Billy Konchellah

Personal information
- Full name: Billy Komintai Konchellah
- Born: 20 October 1961 (age 64) Kilgoris, Kenya

Medal record
Men's athletics
Representing Kenya
All-Africa Games
| Gold medal – first place | 1987 Nairobi | 800 m |
World Championships
| Gold medal – first place | 1987 Rome | 800 m |
| Gold medal – first place | 1991 Tokyo | 800 m |
| Bronze medal – third place | 1993 Stuttgart | 800 m |
African Championships
| Gold medal – first place | 1979 Dakar | 4×400 m |
| Bronze medal – third place | 1979 Dakar | 400 m |
Olympic Boycott Games
| Gold medal – first place | 1980 Philadelphia | 400 m |

= Billy Konchellah =

Kenyan distance runner

Billy Komintai Konchellah (born 20 October 1961 in Kilgoris, Kenya) is a former 800 m runner who won two World Championship gold medals in Rome in 1987 and Tokyo in 1991.

==Career==
His victory in the 1991 final was unexpected. He sprinted past Paul Ereng and Jose Luiz Barbosa on the final straight. In 1993 Konchellah made an unexpected comeback when he won the B-race at the meeting in Zurich. He travelled to the World Championships in Stuttgart and looked strong in the heats and semi-finals. However, in the final he lacked the finishing kick that had earned him the gold medal in Tokyo two years before. The race was won by Paul Ruto and Konchellah finished third. Konchellah never won an Olympic medal as he suffered from asthma for long periods of his career which prevented him from entering the 1988 and 1992 Olympic Games. In the 800 m final at the 1984 Summer Olympics he had finished fourth. Konchellah's World Championships record of 1:43.06 min (1987) lasted until 2019. He also won 800 metres race in the 1987 All-Africa Games held in Kenya.

In Sebastian Coe's world record of 1:41:73 in Florence, 1981, Konchellah set the early pace.

Konchellah continued his career until the late 90s.

His son Gregory Konchellah, who has changed his name to Yusuf Saad Kamel and is representing Bahrain since 2003, is also a prominent athlete. Billy's younger brother Patrick Konchellah is also a former successful 800 metres runner.

His father John Konchellah and uncle Gideon Konchellah were politicians. His brother John Konchellah has been involved with organising running competitions.

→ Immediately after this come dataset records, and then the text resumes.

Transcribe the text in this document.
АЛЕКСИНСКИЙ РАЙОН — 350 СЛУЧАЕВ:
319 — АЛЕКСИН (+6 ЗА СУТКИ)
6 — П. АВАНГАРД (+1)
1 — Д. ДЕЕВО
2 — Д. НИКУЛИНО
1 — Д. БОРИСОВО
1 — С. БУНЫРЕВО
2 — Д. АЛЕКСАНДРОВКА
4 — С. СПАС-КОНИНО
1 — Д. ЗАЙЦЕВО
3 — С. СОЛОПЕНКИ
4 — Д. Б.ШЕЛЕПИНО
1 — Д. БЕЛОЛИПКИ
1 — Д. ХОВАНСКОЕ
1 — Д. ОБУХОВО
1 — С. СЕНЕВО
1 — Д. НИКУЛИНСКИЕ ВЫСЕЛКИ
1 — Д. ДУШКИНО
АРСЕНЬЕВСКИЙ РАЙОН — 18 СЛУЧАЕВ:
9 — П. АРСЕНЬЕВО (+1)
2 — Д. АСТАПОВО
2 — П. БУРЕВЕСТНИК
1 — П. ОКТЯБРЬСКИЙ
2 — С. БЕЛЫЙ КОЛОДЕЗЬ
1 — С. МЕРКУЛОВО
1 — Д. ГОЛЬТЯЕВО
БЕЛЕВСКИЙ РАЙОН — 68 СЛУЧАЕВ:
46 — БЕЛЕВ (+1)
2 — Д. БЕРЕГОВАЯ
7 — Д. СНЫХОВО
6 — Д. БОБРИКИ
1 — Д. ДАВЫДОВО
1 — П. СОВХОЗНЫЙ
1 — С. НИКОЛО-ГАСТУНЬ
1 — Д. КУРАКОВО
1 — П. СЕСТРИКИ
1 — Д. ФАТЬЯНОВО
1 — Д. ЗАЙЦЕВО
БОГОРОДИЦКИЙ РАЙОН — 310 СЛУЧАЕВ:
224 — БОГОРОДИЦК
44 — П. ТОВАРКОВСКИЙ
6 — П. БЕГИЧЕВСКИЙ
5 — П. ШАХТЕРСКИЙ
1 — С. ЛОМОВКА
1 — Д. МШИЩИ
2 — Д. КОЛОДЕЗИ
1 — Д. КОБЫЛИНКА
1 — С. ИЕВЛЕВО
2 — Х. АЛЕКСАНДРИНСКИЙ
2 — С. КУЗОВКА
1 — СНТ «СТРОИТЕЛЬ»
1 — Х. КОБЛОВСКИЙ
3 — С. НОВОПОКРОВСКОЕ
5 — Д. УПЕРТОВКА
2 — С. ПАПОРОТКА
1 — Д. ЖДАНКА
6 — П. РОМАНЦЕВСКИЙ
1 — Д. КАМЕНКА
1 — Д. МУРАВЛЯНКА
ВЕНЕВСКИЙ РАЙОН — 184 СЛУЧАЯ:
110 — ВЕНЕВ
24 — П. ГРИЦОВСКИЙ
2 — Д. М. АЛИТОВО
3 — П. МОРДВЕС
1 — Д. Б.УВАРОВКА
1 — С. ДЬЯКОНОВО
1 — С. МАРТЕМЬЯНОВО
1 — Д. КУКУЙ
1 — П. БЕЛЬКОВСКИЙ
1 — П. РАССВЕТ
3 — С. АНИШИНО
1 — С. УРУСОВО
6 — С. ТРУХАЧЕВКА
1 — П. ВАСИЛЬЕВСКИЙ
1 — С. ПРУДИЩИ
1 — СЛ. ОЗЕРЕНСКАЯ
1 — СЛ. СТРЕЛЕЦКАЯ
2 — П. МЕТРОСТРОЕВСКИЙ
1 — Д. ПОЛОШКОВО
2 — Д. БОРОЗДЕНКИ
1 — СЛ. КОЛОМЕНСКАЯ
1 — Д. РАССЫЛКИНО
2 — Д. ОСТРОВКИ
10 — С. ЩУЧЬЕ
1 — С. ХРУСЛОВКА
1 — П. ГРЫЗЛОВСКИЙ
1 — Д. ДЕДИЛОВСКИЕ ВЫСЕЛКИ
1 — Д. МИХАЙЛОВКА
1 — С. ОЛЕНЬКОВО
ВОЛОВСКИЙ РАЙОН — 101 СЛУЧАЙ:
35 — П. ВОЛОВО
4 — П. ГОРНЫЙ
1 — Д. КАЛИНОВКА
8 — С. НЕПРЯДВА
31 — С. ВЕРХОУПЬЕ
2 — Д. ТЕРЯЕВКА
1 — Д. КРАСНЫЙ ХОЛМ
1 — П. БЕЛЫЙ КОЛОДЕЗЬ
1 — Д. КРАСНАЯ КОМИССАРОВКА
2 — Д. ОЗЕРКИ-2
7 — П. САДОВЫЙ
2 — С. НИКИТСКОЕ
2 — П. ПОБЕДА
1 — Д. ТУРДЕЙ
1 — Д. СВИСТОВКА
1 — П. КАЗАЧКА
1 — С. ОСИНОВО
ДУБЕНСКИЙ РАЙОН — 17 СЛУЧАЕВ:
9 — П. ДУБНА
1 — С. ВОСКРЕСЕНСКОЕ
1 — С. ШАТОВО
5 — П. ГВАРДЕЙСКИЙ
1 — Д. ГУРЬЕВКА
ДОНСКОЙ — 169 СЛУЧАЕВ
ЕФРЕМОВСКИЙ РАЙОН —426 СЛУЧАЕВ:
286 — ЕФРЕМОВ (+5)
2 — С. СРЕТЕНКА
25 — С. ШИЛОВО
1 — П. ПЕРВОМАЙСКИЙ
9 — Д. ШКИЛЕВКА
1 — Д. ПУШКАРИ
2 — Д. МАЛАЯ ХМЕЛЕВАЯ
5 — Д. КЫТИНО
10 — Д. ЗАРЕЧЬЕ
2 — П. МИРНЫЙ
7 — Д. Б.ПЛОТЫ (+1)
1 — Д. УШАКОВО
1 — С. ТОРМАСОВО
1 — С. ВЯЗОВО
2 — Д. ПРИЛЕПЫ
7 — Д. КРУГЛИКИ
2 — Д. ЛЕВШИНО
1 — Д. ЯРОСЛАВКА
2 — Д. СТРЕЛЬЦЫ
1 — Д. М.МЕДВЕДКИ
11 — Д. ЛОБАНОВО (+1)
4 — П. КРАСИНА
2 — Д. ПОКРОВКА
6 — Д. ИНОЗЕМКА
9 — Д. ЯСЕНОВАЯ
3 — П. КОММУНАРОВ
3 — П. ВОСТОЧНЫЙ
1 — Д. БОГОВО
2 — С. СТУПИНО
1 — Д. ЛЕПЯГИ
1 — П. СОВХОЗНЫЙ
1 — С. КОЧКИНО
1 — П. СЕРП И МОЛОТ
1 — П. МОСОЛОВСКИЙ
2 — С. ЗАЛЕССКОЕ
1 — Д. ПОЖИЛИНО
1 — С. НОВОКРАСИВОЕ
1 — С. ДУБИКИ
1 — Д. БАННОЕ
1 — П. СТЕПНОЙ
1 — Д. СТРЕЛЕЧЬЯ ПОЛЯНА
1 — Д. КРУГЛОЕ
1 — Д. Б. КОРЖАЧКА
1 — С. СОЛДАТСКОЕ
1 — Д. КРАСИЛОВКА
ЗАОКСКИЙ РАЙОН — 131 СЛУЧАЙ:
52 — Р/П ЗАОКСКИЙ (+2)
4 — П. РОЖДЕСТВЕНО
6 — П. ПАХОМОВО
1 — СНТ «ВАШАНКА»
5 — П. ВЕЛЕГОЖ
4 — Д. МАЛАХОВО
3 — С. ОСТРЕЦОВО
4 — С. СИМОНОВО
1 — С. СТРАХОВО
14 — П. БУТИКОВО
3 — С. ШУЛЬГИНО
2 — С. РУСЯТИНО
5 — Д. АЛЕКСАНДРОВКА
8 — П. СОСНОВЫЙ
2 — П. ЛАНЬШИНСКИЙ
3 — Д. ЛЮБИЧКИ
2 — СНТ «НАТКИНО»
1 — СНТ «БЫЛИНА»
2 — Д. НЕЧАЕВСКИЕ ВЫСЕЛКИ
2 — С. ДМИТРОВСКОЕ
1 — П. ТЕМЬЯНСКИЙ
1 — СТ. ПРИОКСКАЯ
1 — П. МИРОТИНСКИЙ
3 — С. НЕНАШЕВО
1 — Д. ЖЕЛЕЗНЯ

Billy Konchellah went to Jamhuri Primary and Upper Hill Secondary schools, both located in Nairobi. Later, he got an athletics scholarship in the United States and left there at age nineteen. He graduated with a degree in business administration from the University of New Mexico, Albuquerque.

After his running career, Konchellah moved to Oulu, Finland. He married a Finnish woman and had a child.

==Criminal charges and imprisonment==
In 2004 he was acquitted of rape charges in the UK. He was deported from the UK and extradited to Finland to face charges that he drugged and raped two Finnish girls in 2002. One of the girls had been under 16, which is the age of consent in Finland. In 2005 he was convicted of two rapes, sexual exploitation of a child, and a drug crime and was sentenced to two and a half years in prison.

He was released from prison in 2006. Konchellah could face additional rape charges in Scotland, where two women have alleged that he raped them in 2003.